Biotin is produced in the body, so its avitaminosis is quite rare. The lack of biotin in the body can be suspected from the following symptoms:
- rolling hair, loss of hair color;
- a red rash around the eyes, nose, mouth, or genitals;
- discomfort, tingling in the hands and feet;
- abnormal fat distribution.
For some individuals, biotin deficiency may be significantly greater, such as:
- Biotin supplementation is required for those consuming alcohol in excess of the recommended limits because alcohol reduces biotin levels.
- Cigarette smoke increases biotin deficiency, so smokers could consume it in addition.
- Long-term use of antibiotics can prevent the development of the good bacteria needed to synthesize biotin in the gut.
- Professional athletes and otherwise intense athletes may notice signs of biotin deficiency, so they will feel fatigued and lack energy more quickly.
Sources of Biotin
In the body, biotin is produced by certain bacteria that live in the small and large intestines. But if you want to get extra biotin with food, eat egg yolks, liver, soy, cheese, broccoli, mushrooms, bananas, peanuts, oatmeal.
Effective protection against biotin deficiency and quality biotin food supplements. You can take it as a single vitamin supplement or a B-vitamin complex that will contain vitamin B7.
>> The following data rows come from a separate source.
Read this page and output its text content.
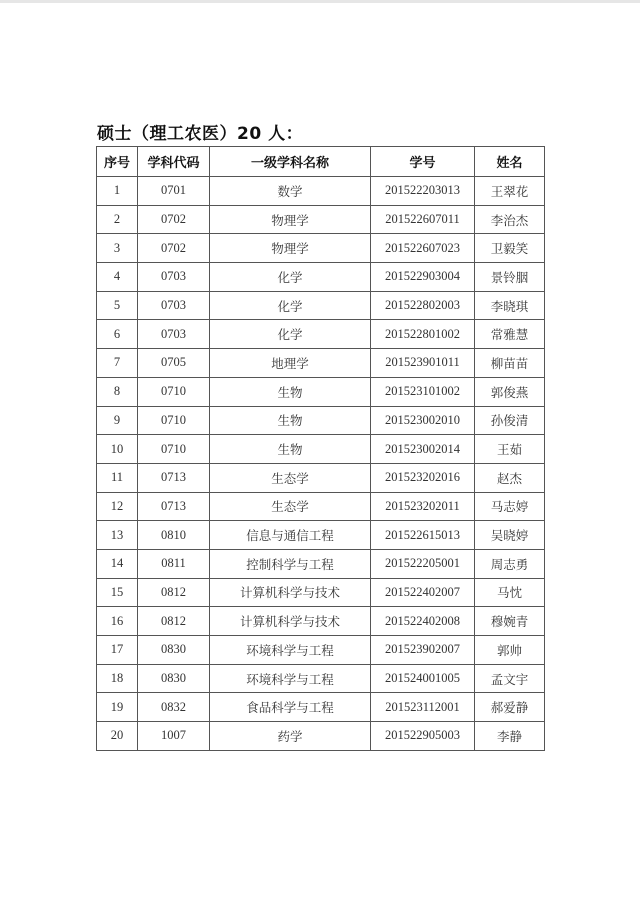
硕士（理工农医）20 人：
序号	学科代码	一级学科名称	学号	姓名
1	0701	数学	201522203013	王翠花
2	0702	物理学	201522607011	李治杰
3	0702	物理学	201522607023	卫毅笑
4	0703	化学	201522903004	景铃胭
5	0703	化学	201522802003	李晓琪
6	0703	化学	201522801002	常雅慧
7	0705	地理学	201523901011	柳苗苗
8	0710	生物	201523101002	郭俊燕
9	0710	生物	201523002010	孙俊清
10	0710	生物	201523002014	王茹
11	0713	生态学	201523202016	赵杰
12	0713	生态学	201523202011	马志婷
13	0810	信息与通信工程	201522615013	吴晓婷
14	0811	控制科学与工程	201522205001	周志勇
15	0812	计算机科学与技术	201522402007	马忱
16	0812	计算机科学与技术	201522402008	穆婉青
17	0830	环境科学与工程	201523902007	郭帅
18	0830	环境科学与工程	201524001005	孟文宇
19	0832	食品科学与工程	201523112001	郝爱静
20	1007	药学	201522905003	李静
What are the Benefits of Biotin?
- Benefits On Your Skin
Biotin helps break down fatty acids, which are distributed to various organs, including the skin. These fatty acids play a protective role and protect the skin from harmful effects, dehydration, help maintain the optimal moisture balance of the skin, and prevent itching caused by dry skin. Biotin is also needed to treat dehydrated scalp and dandruff.
- Benefits For Your Cells
Biotin helps metabolize fats and carbohydrates and breaks down proteins into amino acids. This ensures that the body uses all the nutrients it receives from food to produce energy for cell growth. Therefore, if your body is deficient in biotin, it is likely that you will feel tired, lack energy.
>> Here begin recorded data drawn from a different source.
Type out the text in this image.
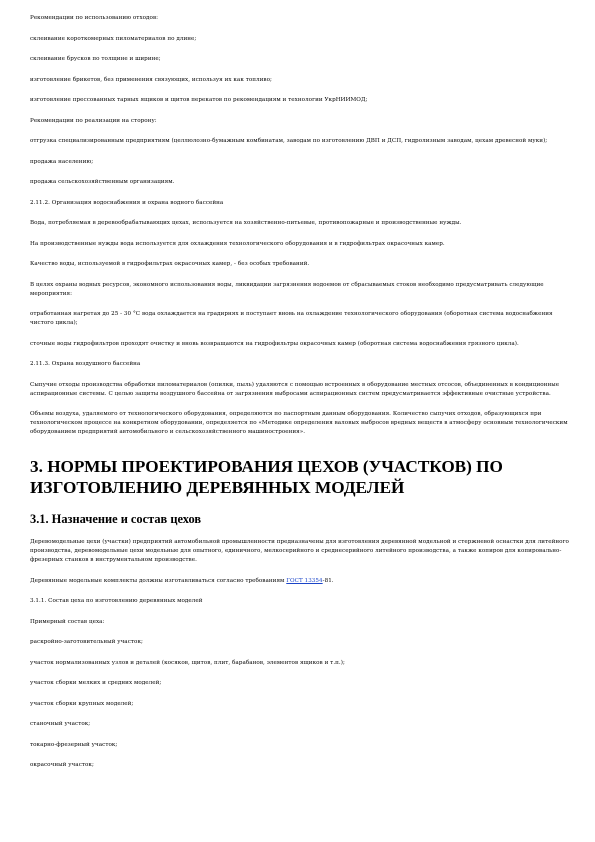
Рекомендации по использованию отходов:

склеивание короткомерных пиломатериалов по длине;

склеивание брусков по толщине и ширине;

изготовление брикетов, без применения связующих, используя их как топливо;

изготовление прессованных тарных ящиков и щитов перекатов по рекомендациям и технологии УкрНИИМОД;

Рекомендации по реализации на сторону:

отгрузка специализированным предприятиям (целлюлозно-бумажным комбинатам, заводам по изготовлению ДВП и ДСП, гидролизным заводам, цехам древесной муки);

продажа населению;

продажа сельскохозяйственным организациям.

2.11.2. Организация водоснабжения и охрана водного бассейна

Вода, потребляемая в деревообрабатывающих цехах, используется на хозяйственно-питьевые, противопожарные и производственные нужды.

На производственные нужды вода используется для охлаждения технологического оборудования и в гидрофильтрах окрасочных камер.

Качество воды, используемой в гидрофильтрах окрасочных камер, - без особых требований.

В целях охраны водных ресурсов, экономного использования воды, ликвидации загрязнения водоемов от сбрасываемых стоков необходимо предусматривать следующие мероприятия:

отработанная нагретая до 25 - 30 °С вода охлаждается на градирнях и поступает вновь на охлаждение технологического оборудования (оборотная система водоснабжения чистого цикла);

сточные воды гидрофильтров проходят очистку и вновь возвращаются на гидрофильтры окрасочных камер (оборотная система водоснабжения грязного цикла).

2.11.3. Охрана воздушного бассейна

Сыпучие отходы производства обработки пиломатериалов (опилки, пыль) удаляются с помощью встроенных в оборудование местных отсосов, объединенных в кондиционные аспирационные системы. С целью защиты воздушного бассейна от загрязнения выбросами аспирационных систем предусматривается эффективные очистные устройства.

Объемы воздуха, удаляемого от технологического оборудования, определяются по паспортным данным оборудования. Количество сыпучих отходов, образующихся при технологическом процессе на конкретном оборудовании, определяется по «Методике определения валовых выбросов вредных веществ в атмосферу основным технологическим оборудованием предприятий автомобильного и сельскохозяйственного машиностроения».

3. НОРМЫ ПРОЕКТИРОВАНИЯ ЦЕХОВ (УЧАСТКОВ) ПО ИЗГОТОВЛЕНИЮ ДЕРЕВЯННЫХ МОДЕЛЕЙ
3.1. Назначение и состав цехов

Деревомодельные цехи (участки) предприятий автомобильной промышленности предназначены для изготовления деревянной модельной и стержневой оснастки для литейного производства, деревомодельные цехи модельные для опытного, единичного, мелкосерийного и среднесерийного литейного производства, а также копиров для копировально-фрезерных станков в инструментальном производстве.

Деревянные модельные комплекты должны изготавливаться согласно требованиям ГОСТ 13354-81.

3.1.1. Состав цеха по изготовлению деревянных моделей

Примерный состав цеха:

раскройно-заготовительный участок;

участок нормализованных узлов и деталей (косяков, щитов, плит, барабанов, элементов ящиков и т.п.);

участок сборки мелких и средних моделей;

участок сборки крупных моделей;

станочный участок;

токарно-фрезерный участок;

окрасочный участок;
- Benefits For People with Diabetes
Biotin is important for keeping blood sugar levels constant. This vitamin contributes significantly to the stabilization of blood sugar in patients with type I and types II diabetes.
- Benefits for Your Hair
Biotin is also called vitamin H. This vitamin helps nourish hair follicles, maintains hair structure, and helps prevent hair breakage and loss. For men, biotin was used to make the beard thicker.
- Benefits In Patients with Multiple Sclerosis (Steffining of Tissue)
High doses of biotin may be beneficial in the progression of multiple sclerosis, as this vitamin contributes to cell production and has a positive effect on the nervous system. One one-year study included 154 patients with secondary or primary progressive multiple sclerosis. The study revealed that daily administration of 300 mg biotin improved clinical symptoms by as much as 91%. study participants. There is little research on the links between biotin and multiple sclerosis, and research on this topic is ongoing.